Re: Algorithm Design Problem

Quote:

Originally Posted by

**Sarasij** how many terms will that array contain?

If the m symbols are all from {*} or all from {+} then you can obviously improve massively on having to construct that array at all. Presumably the problem is to effect a less dramatic improvement for {*,+}.

Re: Algorithm Design Problem

Quote:

Originally Posted by

**tom@ballooncalculus**
If the m symbols are all from {*} or all from {+} then you can obviously improve massively on having to construct that array at all. Presumably the problem is to effect a less dramatic improvement for {*,+}.

Can you please give the argument how did you calculate the value of X ?

Re: Algorithm Design Problem

Each expression is one distinct way of choosing m+1 elements from the first list.

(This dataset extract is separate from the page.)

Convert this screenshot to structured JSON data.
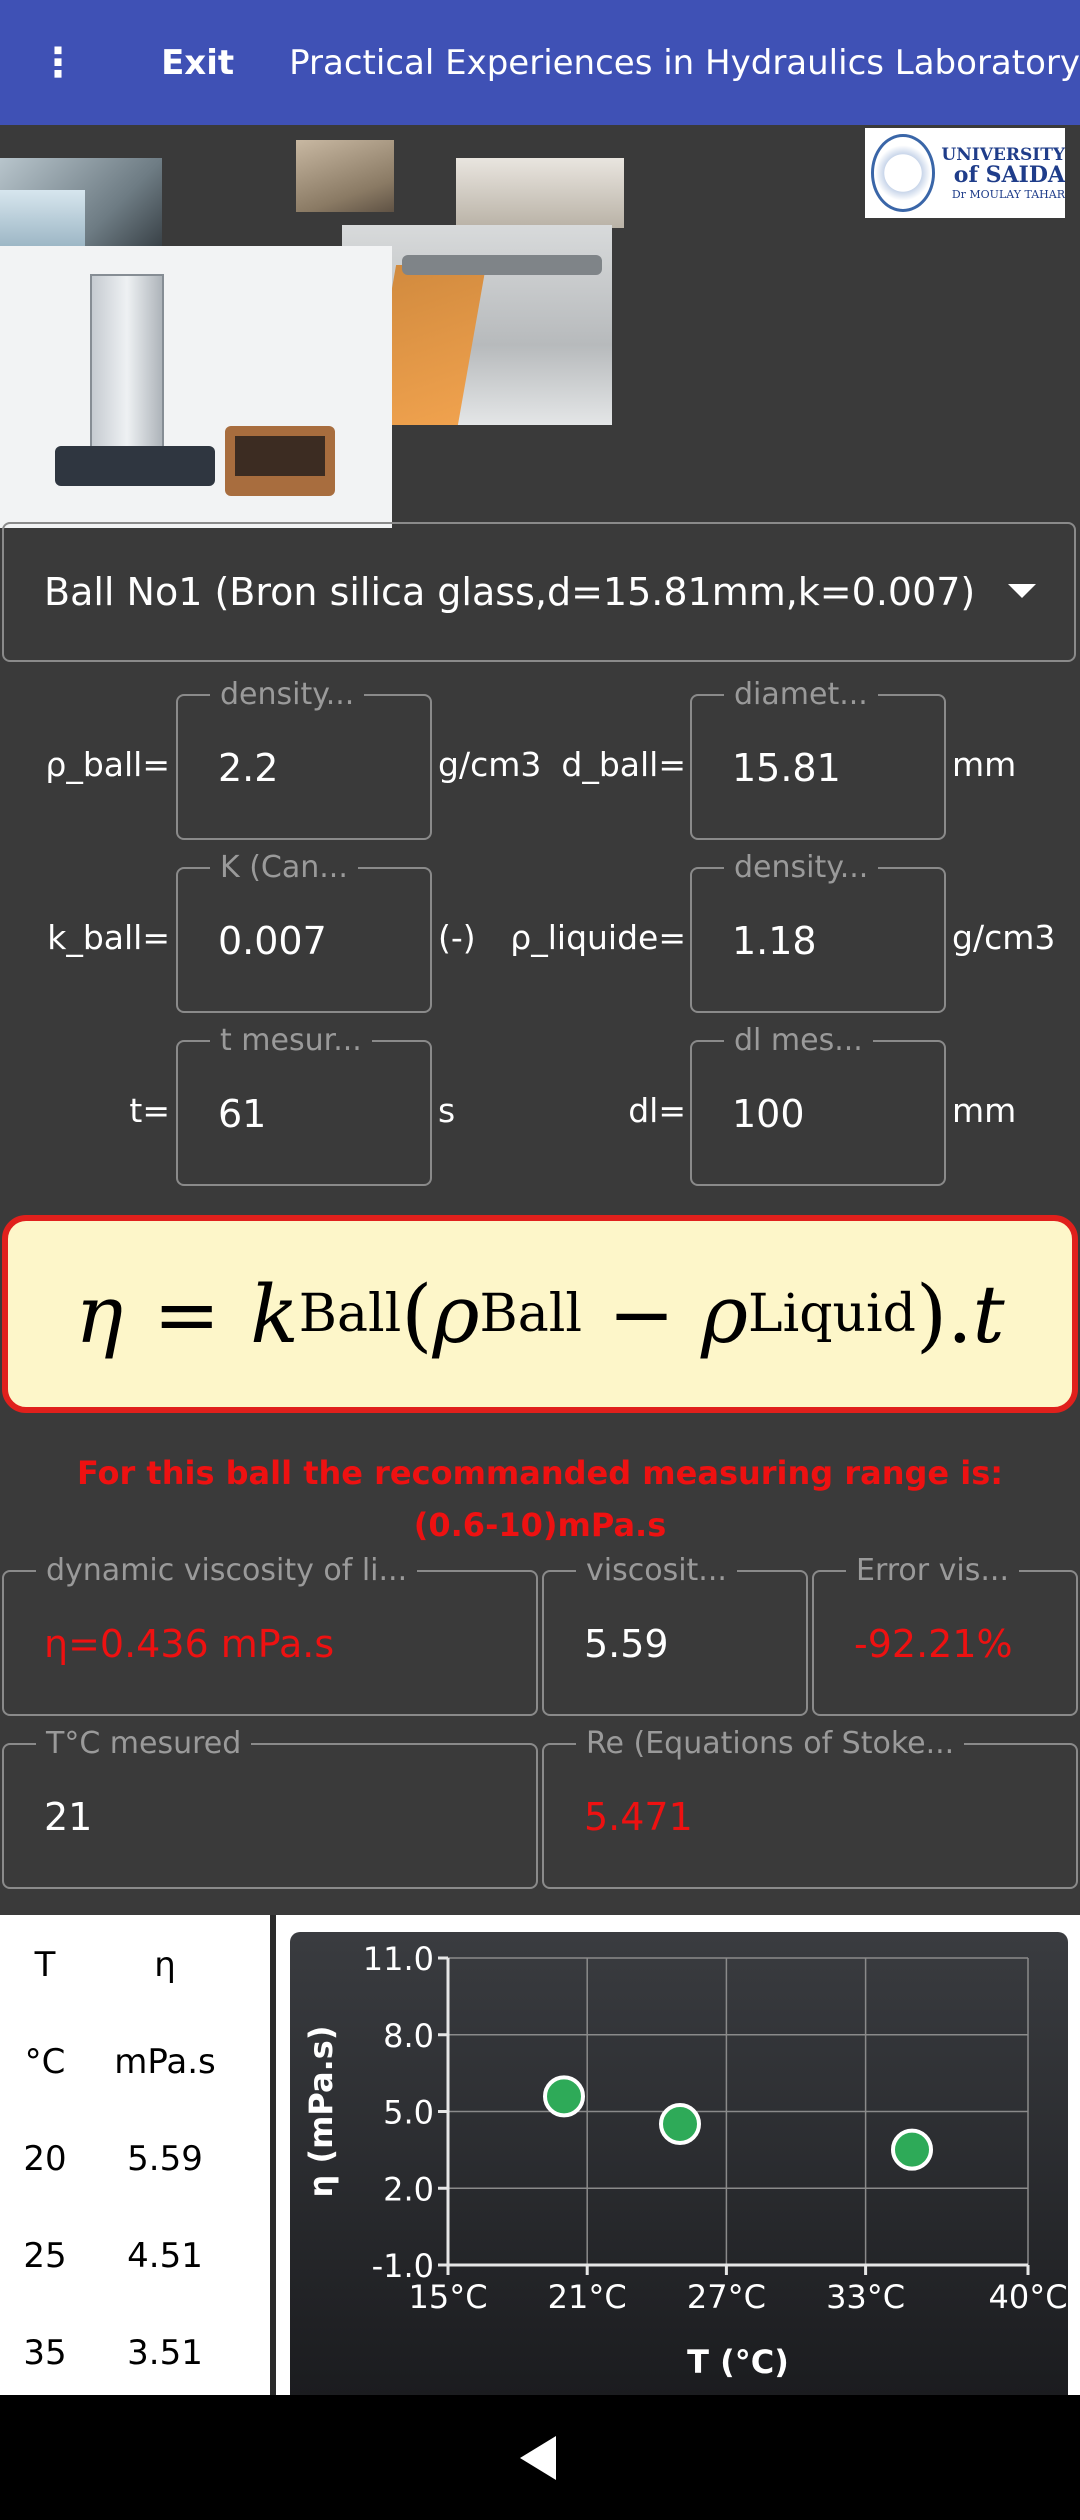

Combination - Wikipedia, the free encyclopedia

Re: Algorithm Design Problem

Here is program in OCaml, which is probably incomprehensible.

Code:

`let id x = x`

(*

ns : list of numbers (int)

len_ns : length of ns

os : list of binary operators of type int -> int -> int

len_os : length of os

op : the result accumulated so far of type int -> int

e.g. if ns = [1; 3; 2; 1; 4] and os = [(*); (+)],

and we select 1, then op = (1 * ...) that expects the second argument

cm : current maximum (maximum so far)

*)

let rec maximize ns len_ns os len_os op cm =

match (ns, os) with

| ([n], []) -> max cm (op n)

| (n :: ns', []) ->

let cm' = maximize ns' (len_ns - 1) [] 0 op cm (* skip n *) in

max cm' (op n) (* pick n *)

| (n :: ns', o :: os') ->

if len_ns > len_os + 1 then

let cm' = (maximize ns' (len_ns - 1) os len_os op cm) (* skip n *) in

maximize ns' (len_ns - 1) os' (len_os - 1) (o (op n)) cm' (* pick n and o *)

else maximize ns' (len_ns - 1) os' (len_os - 1) (o (op n)) cm

let run ns os =

maximize (rev ns) (length ns) (rev os) (length os) id 0

First, the program calculates left-to-right; so the first thing the main function "run" do is reverse the lists.

Consider a situation in the middle of the search. Suppose the initial (reversed) lists are [4; 1; 2; 3; 1] and [(+); (*)]. Suppose we skipped 4 and picked 1. Then the current expression is (1 * ...), which expects the second argument. This function that takes the next picked number and returns the result of the expression so far is the argument "op" of "maximize". The remaining lists at this point are [2; 3; 1] and [(*)]. Since the length of [2; 3; 1] is greater than the length of [(*)] by 2 (not by 1), we have a choice whether to pick 2. If we pick 2 and (*), then (after the recursive call) "op" becomes ((1 + 2) * ...) and we remove the heads of the lists "ns" and "os". If we don't pick n, then "op" stays the same and we remove the head of "ns" only.

The last argument "cm" of "maximize" is the maximum that is found so far. When we have a choice whether to pick the next number, we first feed "cm" to the recursive call that skips the number. It returns the maximum cm' that is obtained by exploring that part of the search tree. Then we feed cm' to the recursive call that picks the next number, and it returns the final maximum.

Re: Algorithm Design Problem

Ok,now I get it!! But that means the running time must be exponential in terms of the input n and m. Can we get a polynomial time here anyways by optimization???